In a day job that sounds more like a former life, Steve Erickson was a successful public relations exec on the East Coast, who thought “about writing songs,” he says, “long before I actually wrote them down.” All that changed in 2012, when he released his first album, It’s About Time. Now, in the last quarter of 2025, after five albums' worth of songs he’s written down, Erickson has released a four-song EP called Wonderland.
Erickson’s music typically leans toward country and folk forms with a bluesy tonality hovering over it here and there. In 2024, he took a deep dive into Appalachian music on his album, Crooked Road. During those sessions, he recorded the heartland rocker “Wonderland,” an expansive song that opens with piano and organ filling the gaps between acoustic guitar, bass, and drums. Written from the experience of being a support to a friend facing substance abuse, “Wonderland” brings the listener into a struggle that is often characterized by “one step forward, two steps back,” as the consequences of time lost to addiction so often push the recovering person back into the arms of drug use, which are always wide open.
Realizing that “Wonderland” didn’t fit with Crooked Road, he hoisted the song up as a main sail and built a new ship underneath it. The resulting EP navigates feelings of disillusionment and weariness as it draws on a more electric musical palette. Not that the difference is jarring. Erickson’s smooth, relatable voice still tackles his melodies with deliberate phrasing and clear enunciation, and his acoustic guitar is, for the most part, still the foundation of his songs.
But from the first notes of the slow grinding slide guitar on “Wonderland,” listeners familiar with his sound will recognize a subtle change of urgency, which becomes explicit on “One More Day.” This song is driven by distorted electric guitars chunking out the rhythm while the organ smooths out the chord changes.
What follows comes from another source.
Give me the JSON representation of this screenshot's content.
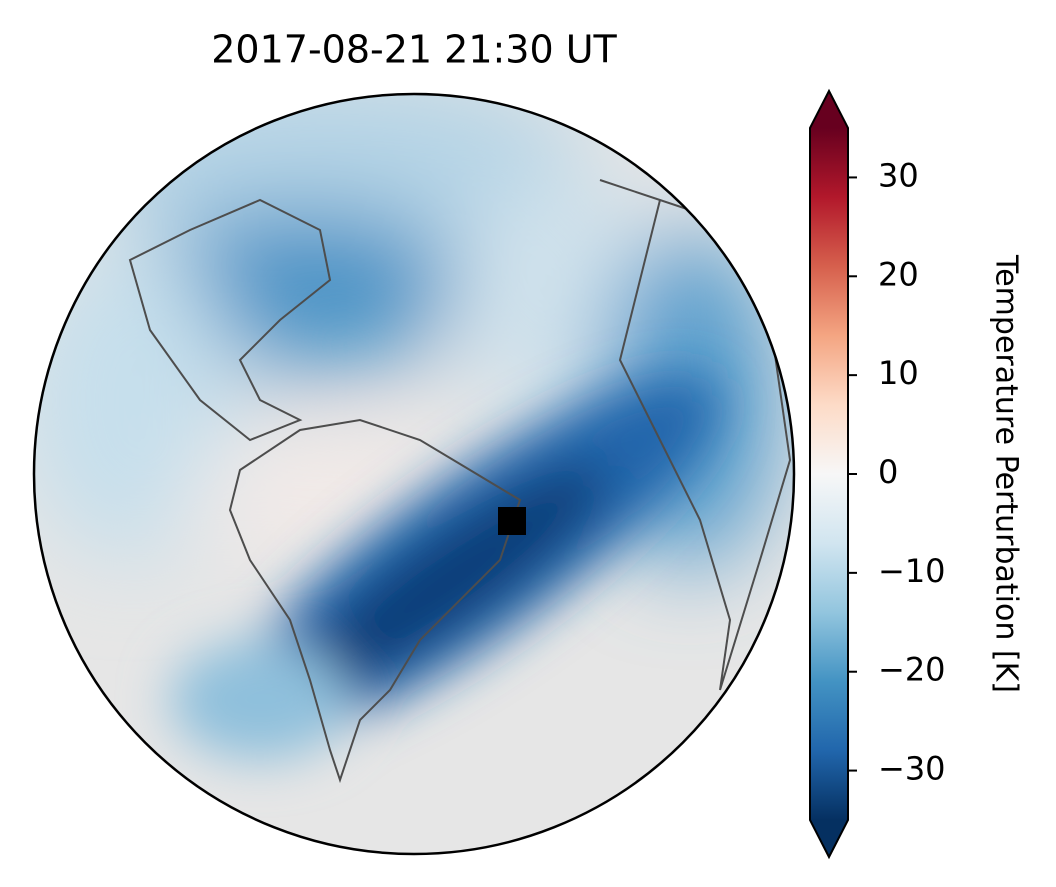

Erickson sings lower than he normally does, giving his voice a presence that carries much of the song’s urgency. Erickson often sounds like your affectionate uncle is singing to you, but here, especially on the verses, his voice takes on a Michael Stipe-like quality that feels vaguely threatening as he describes the societal fallout of endless finger-pointing, singing, “It’s all burning while we watch, getting closer to the flame.”
Whoever plays lead guitar (I scoured his website but couldn’t find a list of musicians for these sessions) is the icing on the cake for this number and probably the EP’s throughline, bridging the anxious “Fade Away” to the resigned “Blacker Shade of Blue.” The clean, quiet guitar fills on “Fade Away,” a song where the singer is on the cusp of losing love, elevate the melody while staying out of the singer’s way and giving room for the beautifully played piano. After playing expansively on “One More Day,” the lead guitar returns to position A on the closing ballad, “Blacker Shade of Blue,” filling in behind Erickson’s voice and sharing the space with a dobro. If the singer is facing a relationship in decline on “Fade Away,” he finds himself alone on “Blacker Shade of Blue.” The dobro slides in beautifully to the feeling of a lonely, ongoing journey, marking the last of the shifts of sonic textures these four songs represent.
One wonders if Wonderland is a complete statement or an indication of things to come. It ends with Erickson singing, “My feet are shuffling down an old avenue/ And I get so lonely thinking of you/ Now that I found me a blacker shade of blue.” One gets the feeling that this avenue, and its soundscape, has a few more miles to it. If that’s the case, it can only be a good thing because Wonderland contains some of Erickson’s best performances.